It’s Friday night and you are on the way home after a great week running your own business. You stop by the store to pick up a few provisions to make it through the weekend (chips, beer, diapers, it depends on your situation). You rush to the teller and start fumbling through your wallet and the first credit card you get to is your trusty business card. You think, I’ll just put this on the company card and fix it later. It happens. But you shouldn’t make it a habit.
Putting personal expenses on your business accounts can give the impression that the two are not separate. If your business was audited, this would likely cause a lot of extra complexity because you may have to start providing proof that the expenses you have deducted are genuinely business and not personal. This can be extremely difficult several years after the transaction took place.

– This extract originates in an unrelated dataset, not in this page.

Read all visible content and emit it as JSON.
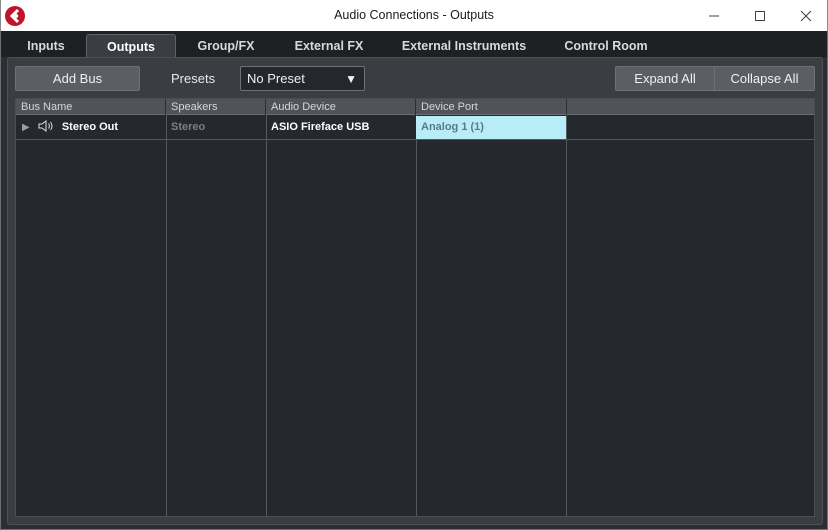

So how will you get the goodies at the store if all the money is in the business account? Well, luckily there are a couple ways of paying yourself out of the business account but both require planning ahead and prioritizing being a responsible business owner. If your business is set up as a corporation you can pay yourself a salary and get a pay check! (Talk to your accountant first). If you are not set up as a corporation (most folks aren’t) you will get a distribution from the business. I like to see nice round numbers out of the bank account to the owner. It shows that the business owner has put themselves on a budget (usually). You can always give yourself a bonus at the end of the quarter or year if there is extra money in the bank account. But, don’t forget to have at least six weeks of operating capital for those slow weeks and money to pay taxes.
Budgeting payments to yourself shows that you have discipline and are on your way to becoming a successful business owner. You want your business to look, smell, and feel like a business. Steve Jobs never paid his child care through the business; at least I hope he didn’t. Keeping your business and personal transactions separate is a sign of a mature business owner who has developed the habits to succeed.